The Chilean presenter Calle 7, Jean Philippe Cretton program, during one of the issues on its agenda expressed anger over the similarities between the formats of Peru, Costa Rica and Ecuador, saying Calle 7 itself is an original format, accusing "copycat others" programs.

In March 2013, a social request lodged in the Change.org website and addressed to Indecopi, requested the signing of 545 thousand citizens to the realities Combate and ¡Esto es guerra! (This is War!) and respect the protection zone menor 22. Both realities have received considerable criticism through social networks, cataloging of "trash TV"

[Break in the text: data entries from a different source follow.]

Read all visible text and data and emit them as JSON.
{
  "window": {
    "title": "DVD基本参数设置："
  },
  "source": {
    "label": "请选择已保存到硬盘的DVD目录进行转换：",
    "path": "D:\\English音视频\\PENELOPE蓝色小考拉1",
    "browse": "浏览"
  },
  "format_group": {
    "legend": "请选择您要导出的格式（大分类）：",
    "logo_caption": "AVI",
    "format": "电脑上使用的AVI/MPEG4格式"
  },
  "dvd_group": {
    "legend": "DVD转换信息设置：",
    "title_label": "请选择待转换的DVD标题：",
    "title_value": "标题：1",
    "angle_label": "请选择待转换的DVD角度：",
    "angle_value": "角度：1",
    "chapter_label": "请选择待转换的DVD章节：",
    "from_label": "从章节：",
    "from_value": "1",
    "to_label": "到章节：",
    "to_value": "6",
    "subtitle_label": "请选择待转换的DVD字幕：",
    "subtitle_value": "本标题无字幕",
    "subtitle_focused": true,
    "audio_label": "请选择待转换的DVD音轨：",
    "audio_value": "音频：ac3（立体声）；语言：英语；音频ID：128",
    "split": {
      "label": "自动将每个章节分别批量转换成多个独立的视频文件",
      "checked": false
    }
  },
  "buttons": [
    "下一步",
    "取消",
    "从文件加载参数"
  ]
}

The lack of knowledge of the participants to answer questions of general culture has been criticized on social networks, and also by journalist Beto Ortiz. La Paloma Fiuza participant told reporters: "The production asks us wrong by rating The accuracy of romances displayed on this reality show has been questioned several times by the press local. Another fact which led many criticisms from users of social networks was the live birth the son of the participant Sheyla Rojas.

This program has attracted acid and ironic criticism of Internet personalities as vlogger Andy'n'Sane.